Dès la 1er Année, c'est à dire en 2005, les professeurs de projets nous ont expliqué qu'au cours de nos études, il fallait que nous travaillions 3 thèmes principaux, en
parallèle de nos cours et de nos projets : les assises (bancs, sièges, fauteuils sofa,...), la perspective (avec la prof de Tracé pour nous guider, les bâtis, les constructions, les allées, les
routes, les végétaux,...), et les végétaux pour éviter la "choucroute" comme ils l'appelaient (herbes, textures des graminées, massifs floral ou non, buissons, et enfin les arbres).
Ce travail sur les arbres a plus été approfondi en 2e année, avec le professeur de structure végétale, qui nous a fait un cours sur les principales essences que nous aurions à
utiliser (ville, allées, terrain humide, parcs, marécages,...), et avec les professeurs de projet qui dans le cadre du projet sur l'occupation de la vallée de la Cisse par un marais aux multiples
essences végétales.
On a donc pu se faire un panel d'arbres énorme en 3 années. Cependant, une liste exhaustive serait un peu lourd ici. J'ai donc choisis les essences d'arbres que j'ai utilisé
dans mon projet de la Cisse, pour plus de simplicité. Ces arbres ont été réalisés sur papier selon un corpus de documents botaniques assez technique, mais avec d'autres documents de vulgarisation
(comprendre mettre une connaissance scientifique pointue à la compréhension d'un public non averti).
Pour commencer, Crataegus monogyna, l'Aubépine, assez piquante, mais très rustique et efficace pour les haies. Elle fait de jolies petites fleurs roses au printemps en
petits bouquets odorants.
Ensuite, le Populus alba, Peuplier blanc, souvent présent proche des marais pour les plantation en peupleraies, il est très haut et peu large, et on l'utilise souvent
pour des haies brise-vent. Il a besoin d'un sol humide, comme dans le marais.

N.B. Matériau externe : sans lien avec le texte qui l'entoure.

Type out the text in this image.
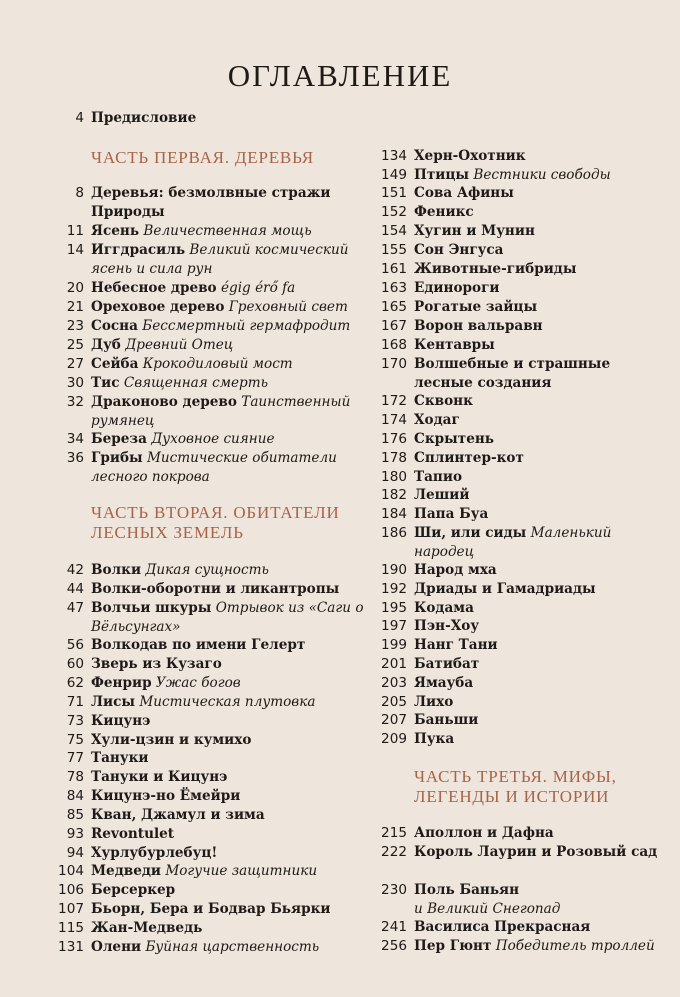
ОГЛАВЛЕНИЕ
4 Предисловие
ЧАСТЬ ПЕРВАЯ. ДЕРЕВЬЯ
8 Деревья: безмолвные стражи Природы
11 Ясень Величественная мощь
14 Иггдрасиль Великий космический ясень и сила рун
20 Небесное древо égig érő fa
21 Ореховое дерево Греховный свет
23 Сосна Бессмертный гермафродит
25 Дуб Древний Отец
27 Сейба Крокодиловый мост
30 Тис Священная смерть
32 Драконово дерево Таинственный румянец
34 Береза Духовное сияние
36 Грибы Мистические обитатели лесного покрова
ЧАСТЬ ВТОРАЯ. ОБИТАТЕЛИ ЛЕСНЫХ ЗЕМЕЛЬ
42 Волки Дикая сущность
44 Волки-оборотни и ликантропы
47 Волчьи шкуры Отрывок из «Саги о Вёльсунгах»
56 Волкодав по имени Гелерт
60 Зверь из Кузаго
62 Фенрир Ужас богов
71 Лисы Мистическая плутовка
73 Кицунэ
75 Хули-цзин и кумихо
77 Тануки
78 Тануки и Кицунэ
84 Кицунэ-но Ёмейри
85 Кван, Джамул и зима
93 Revontulet
94 Хурлубурлебуц!
104 Медведи Могучие защитники
106 Берсеркер
107 Бьорн, Бера и Бодвар Бьярки
115 Жан-Медведь
131 Олени Буйная царственность
134 Херн-Охотник
149 Птицы Вестники свободы
151 Сова Афины
152 Феникс
154 Хугин и Мунин
155 Сон Энгуса
161 Животные-гибриды
163 Единороги
165 Рогатые зайцы
167 Ворон вальравн
168 Кентавры
170 Волшебные и страшные лесные создания
172 Сквонк
174 Ходаг
176 Скрытень
178 Сплинтер-кот
180 Тапио
182 Леший
184 Папа Буа
186 Ши, или сиды Маленький народец
190 Народ мха
192 Дриады и Гамадриады
195 Кодама
197 Пэн-Хоу
199 Нанг Тани
201 Батибат
203 Ямауба
205 Лихо
207 Баньши
209 Пука
ЧАСТЬ ТРЕТЬЯ. МИФЫ, ЛЕГЕНДЫ И ИСТОРИИ
215 Аполлон и Дафна
222 Король Лаурин и Розовый сад
230 Поль Баньян
и Великий Снегопад
241 Василиса Прекрасная
256 Пер Гюнт Победитель троллей
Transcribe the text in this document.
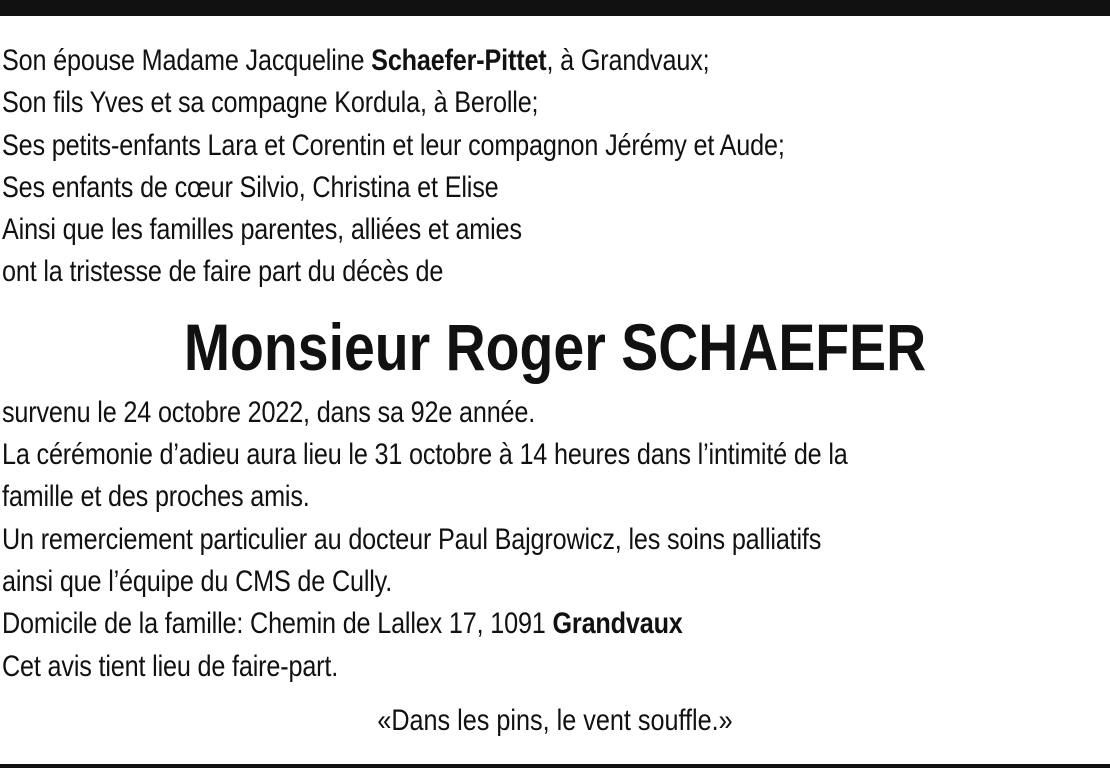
Son épouse Madame Jacqueline Schaefer-Pittet, à Grandvaux;
Son fils Yves et sa compagne Kordula, à Berolle;
Ses petits-enfants Lara et Corentin et leur compagnon Jérémy et Aude;
Ses enfants de cœur Silvio, Christina et Elise
Ainsi que les familles parentes, alliées et amies
ont la tristesse de faire part du décès de
Monsieur Roger SCHAEFER
survenu le 24 octobre 2022, dans sa 92e année.
La cérémonie d’adieu aura lieu le 31 octobre à 14 heures dans l’intimité de la
famille et des proches amis.
Un remerciement particulier au docteur Paul Bajgrowicz, les soins palliatifs
ainsi que l’équipe du CMS de Cully.
Domicile de la famille: Chemin de Lallex 17, 1091 Grandvaux
Cet avis tient lieu de faire-part.
«Dans les pins, le vent souffle.»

Continuons par le Salix marsault, Saule marsault, c'est aussi une essence de marais que l'on peut trouver dressé dans les parcs, où le manque de lumière les force à
grandir, ou dans les ripisylve, un peu tordus et deux fois plus petits. Effectivement, la morphologie d'un arbre dépend de son milieu de vie. Et il est alors très important de justifier sa forme
ou préciser son habitat.
Poursuivons par le Salix babylonica, Saule pleureur, un arbre extrêmement connu, donc. Le Saule pleureur est visible en bord de cours d'eau ou de plan d'eau, on le voit
parfois dans des parcs à altitude assez réduite par rapport au cour d'eau voisin. Cet arbre est un grand amateur de réseau humide. Et il s'intègre parfaitement dans les bordure des marais.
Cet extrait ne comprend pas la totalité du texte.